Dorian moaned in pleasure as he watched her despair.
"Such magnificent despair... I’ve fed on despairs for longer than you can fathom, but never.... never anything like this I have experienced before."
"It was the reason I selected you. You see... It’s probably your curse-- it magnifies your every emotion."
"Your anger, you sadness, your fear.... even your despair."
"Hahah!"
"To think I’d stumble across someone like you. The God Korr’vak has finally blessed me."
He looked at her, watching her, confused, angry, fear, and several other expressions.
"You see, I also have an ability. The ability that lets me feed on despair. The more despair I consume, the stronger I become. I’ve destroyed several villages before, burned them from the inside out with their own grief and fear. But this one... Ah, this one was special. Of course, it had you--- a feast unlike any other. But the people themselves... they were truly fools. So trusting. So easy to guide. The way they turned on their own golden girl, the way your parents chose the mob over their own child... perfection."
He stood as he brushed dust from his coat, lifting the lantern.
"Well, it was lovely playing with you, little Liren.

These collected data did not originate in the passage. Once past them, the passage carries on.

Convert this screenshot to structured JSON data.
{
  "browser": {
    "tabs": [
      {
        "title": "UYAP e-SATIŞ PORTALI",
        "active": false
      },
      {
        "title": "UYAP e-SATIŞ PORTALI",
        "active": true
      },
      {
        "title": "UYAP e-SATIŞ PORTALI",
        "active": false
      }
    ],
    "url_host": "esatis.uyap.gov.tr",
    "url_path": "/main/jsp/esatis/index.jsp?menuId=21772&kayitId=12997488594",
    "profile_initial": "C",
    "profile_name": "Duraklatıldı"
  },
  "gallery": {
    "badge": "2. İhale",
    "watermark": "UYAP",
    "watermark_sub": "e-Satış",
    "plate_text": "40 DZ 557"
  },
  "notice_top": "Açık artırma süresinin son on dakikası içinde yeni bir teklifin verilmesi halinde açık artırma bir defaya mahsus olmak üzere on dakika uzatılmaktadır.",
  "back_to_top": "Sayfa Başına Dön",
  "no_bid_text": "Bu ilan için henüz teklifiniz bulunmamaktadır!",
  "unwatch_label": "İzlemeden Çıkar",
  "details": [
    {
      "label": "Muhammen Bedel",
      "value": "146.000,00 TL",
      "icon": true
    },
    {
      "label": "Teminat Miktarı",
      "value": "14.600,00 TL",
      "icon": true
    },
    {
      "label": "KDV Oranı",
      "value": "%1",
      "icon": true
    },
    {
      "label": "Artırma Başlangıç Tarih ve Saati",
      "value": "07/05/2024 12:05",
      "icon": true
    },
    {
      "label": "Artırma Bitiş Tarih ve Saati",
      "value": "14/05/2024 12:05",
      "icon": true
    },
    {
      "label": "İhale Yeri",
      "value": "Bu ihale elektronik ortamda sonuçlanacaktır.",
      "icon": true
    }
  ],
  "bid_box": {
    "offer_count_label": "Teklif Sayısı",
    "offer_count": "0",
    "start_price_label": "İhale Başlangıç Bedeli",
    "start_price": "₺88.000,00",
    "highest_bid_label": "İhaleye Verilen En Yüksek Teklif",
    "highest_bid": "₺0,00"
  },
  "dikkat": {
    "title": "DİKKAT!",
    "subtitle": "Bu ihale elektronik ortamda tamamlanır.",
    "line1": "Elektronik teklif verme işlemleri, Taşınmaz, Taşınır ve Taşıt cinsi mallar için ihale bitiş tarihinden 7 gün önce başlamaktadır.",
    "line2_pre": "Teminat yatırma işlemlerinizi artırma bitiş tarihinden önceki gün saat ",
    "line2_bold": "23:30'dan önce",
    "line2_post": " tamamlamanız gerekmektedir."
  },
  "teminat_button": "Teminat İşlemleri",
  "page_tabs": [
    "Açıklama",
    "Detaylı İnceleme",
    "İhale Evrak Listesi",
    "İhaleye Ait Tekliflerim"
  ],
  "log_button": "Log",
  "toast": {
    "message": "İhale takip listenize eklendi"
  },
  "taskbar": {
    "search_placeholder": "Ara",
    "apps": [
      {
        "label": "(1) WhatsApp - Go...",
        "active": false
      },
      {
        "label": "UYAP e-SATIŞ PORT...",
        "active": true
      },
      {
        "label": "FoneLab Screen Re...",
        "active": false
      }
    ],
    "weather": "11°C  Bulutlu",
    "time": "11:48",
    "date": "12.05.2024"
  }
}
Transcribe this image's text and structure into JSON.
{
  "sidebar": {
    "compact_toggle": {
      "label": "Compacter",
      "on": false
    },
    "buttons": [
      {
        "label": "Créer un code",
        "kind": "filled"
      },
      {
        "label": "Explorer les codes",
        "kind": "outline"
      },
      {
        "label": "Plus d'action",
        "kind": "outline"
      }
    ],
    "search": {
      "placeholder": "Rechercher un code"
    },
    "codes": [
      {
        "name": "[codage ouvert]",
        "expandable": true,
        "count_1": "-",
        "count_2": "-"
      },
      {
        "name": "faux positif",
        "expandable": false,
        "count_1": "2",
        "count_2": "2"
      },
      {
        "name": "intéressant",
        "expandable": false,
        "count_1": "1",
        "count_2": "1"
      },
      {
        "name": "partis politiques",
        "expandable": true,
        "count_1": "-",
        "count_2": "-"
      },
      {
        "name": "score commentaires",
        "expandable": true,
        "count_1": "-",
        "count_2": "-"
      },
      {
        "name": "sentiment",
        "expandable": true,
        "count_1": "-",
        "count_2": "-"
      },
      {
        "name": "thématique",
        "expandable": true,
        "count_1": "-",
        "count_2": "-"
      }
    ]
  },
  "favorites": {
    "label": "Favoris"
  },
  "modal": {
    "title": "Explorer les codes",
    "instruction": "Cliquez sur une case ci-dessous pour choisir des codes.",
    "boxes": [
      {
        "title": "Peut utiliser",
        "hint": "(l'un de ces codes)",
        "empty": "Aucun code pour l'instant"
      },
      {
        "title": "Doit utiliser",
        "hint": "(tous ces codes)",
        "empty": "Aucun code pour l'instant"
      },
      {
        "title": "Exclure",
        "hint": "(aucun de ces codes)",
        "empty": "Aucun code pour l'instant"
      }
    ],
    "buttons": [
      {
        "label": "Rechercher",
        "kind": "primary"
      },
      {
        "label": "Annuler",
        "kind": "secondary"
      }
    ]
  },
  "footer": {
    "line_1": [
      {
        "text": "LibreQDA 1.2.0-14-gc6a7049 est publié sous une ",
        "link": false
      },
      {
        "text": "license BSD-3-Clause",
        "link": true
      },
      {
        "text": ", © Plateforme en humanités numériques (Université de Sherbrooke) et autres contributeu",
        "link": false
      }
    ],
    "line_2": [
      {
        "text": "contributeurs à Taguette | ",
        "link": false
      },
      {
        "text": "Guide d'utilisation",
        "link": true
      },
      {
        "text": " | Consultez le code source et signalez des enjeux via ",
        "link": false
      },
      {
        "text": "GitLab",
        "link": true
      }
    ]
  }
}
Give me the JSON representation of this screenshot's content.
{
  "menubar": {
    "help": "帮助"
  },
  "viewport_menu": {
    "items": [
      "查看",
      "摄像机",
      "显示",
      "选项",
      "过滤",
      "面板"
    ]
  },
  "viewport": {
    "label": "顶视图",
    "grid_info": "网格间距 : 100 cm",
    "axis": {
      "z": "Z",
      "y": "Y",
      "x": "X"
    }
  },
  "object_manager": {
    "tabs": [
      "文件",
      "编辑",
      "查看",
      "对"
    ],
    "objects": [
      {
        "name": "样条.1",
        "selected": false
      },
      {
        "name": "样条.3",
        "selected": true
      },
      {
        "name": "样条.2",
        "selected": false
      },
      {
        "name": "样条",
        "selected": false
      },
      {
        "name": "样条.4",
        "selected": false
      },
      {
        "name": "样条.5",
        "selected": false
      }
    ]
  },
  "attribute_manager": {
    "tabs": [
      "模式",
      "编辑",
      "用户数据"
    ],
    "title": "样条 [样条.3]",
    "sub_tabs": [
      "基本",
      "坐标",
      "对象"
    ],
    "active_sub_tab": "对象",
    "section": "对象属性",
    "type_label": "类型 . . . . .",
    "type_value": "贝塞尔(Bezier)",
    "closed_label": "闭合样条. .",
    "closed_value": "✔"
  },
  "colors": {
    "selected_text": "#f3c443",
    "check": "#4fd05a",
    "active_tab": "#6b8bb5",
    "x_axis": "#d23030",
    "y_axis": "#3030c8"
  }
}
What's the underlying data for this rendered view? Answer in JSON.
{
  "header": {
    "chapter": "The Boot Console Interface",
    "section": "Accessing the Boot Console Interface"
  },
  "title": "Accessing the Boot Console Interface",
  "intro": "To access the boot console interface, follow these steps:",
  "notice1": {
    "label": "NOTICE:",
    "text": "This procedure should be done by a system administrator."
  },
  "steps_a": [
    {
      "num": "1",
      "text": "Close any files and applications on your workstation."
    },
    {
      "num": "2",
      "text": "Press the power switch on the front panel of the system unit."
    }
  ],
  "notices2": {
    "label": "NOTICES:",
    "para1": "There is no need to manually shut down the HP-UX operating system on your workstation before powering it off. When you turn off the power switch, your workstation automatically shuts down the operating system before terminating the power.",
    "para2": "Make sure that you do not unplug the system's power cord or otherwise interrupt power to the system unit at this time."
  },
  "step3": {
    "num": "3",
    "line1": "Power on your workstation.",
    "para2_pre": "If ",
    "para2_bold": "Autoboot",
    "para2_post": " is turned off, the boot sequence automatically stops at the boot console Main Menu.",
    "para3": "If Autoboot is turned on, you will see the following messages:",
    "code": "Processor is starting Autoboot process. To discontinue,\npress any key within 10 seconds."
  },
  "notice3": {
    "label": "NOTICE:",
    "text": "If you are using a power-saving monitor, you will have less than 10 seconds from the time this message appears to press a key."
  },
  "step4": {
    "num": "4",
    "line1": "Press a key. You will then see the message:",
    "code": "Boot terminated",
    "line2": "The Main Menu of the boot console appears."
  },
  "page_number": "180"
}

But I’ve prepared something extra special before I move on to the next village. One final act, just for you."
He moved with surprising speed and bound her wrists tightly with the rope.
Liren didn’t resist, nor did she have the strength to.
He snapped his finger, and a big red magic circle appeared beneath her.
"Oh, right, I almost missed this."
From within his coat, he took out a crown of blue roses bristling with thorns as he placed it on her forehead.
"There... the roses you loved so much."
The barbs pierced her scalp as warm blood trickled down her temple.
She didn’t feel any pain.
It was nothing against the chasm of betrayal her curse had carved inside her.
He pointed at the magic circle below her.
"The magic circle below you is special. My own creation, you see. The flames will continue for more than a day. Your ability probably gives you resistance to the elements. But being resistant didn’t necessarily mean you’re immune, and you wouldn’t experience any pain at your lowly Tier 1 Rank."
He snapped his fingers, and the pillar of flames erupted from the magic circle as it consumed her.
He stepped out and closed the heavy doors behind him.
"Too bad nobody will be able to hear your sweet screams. The whole town has already moved on to somewhere else."
Liren screamed as the heat engulfed her.
Her awakened Ability protected her from instant death, but it did nothing to spare her the agony.
The pain was unbearable, intensified to a level that shattered her mind.
She felt the flames eating at her skin, her hair, her clothes.
Yet she lived through it, trapped in what felt like an eternal torment.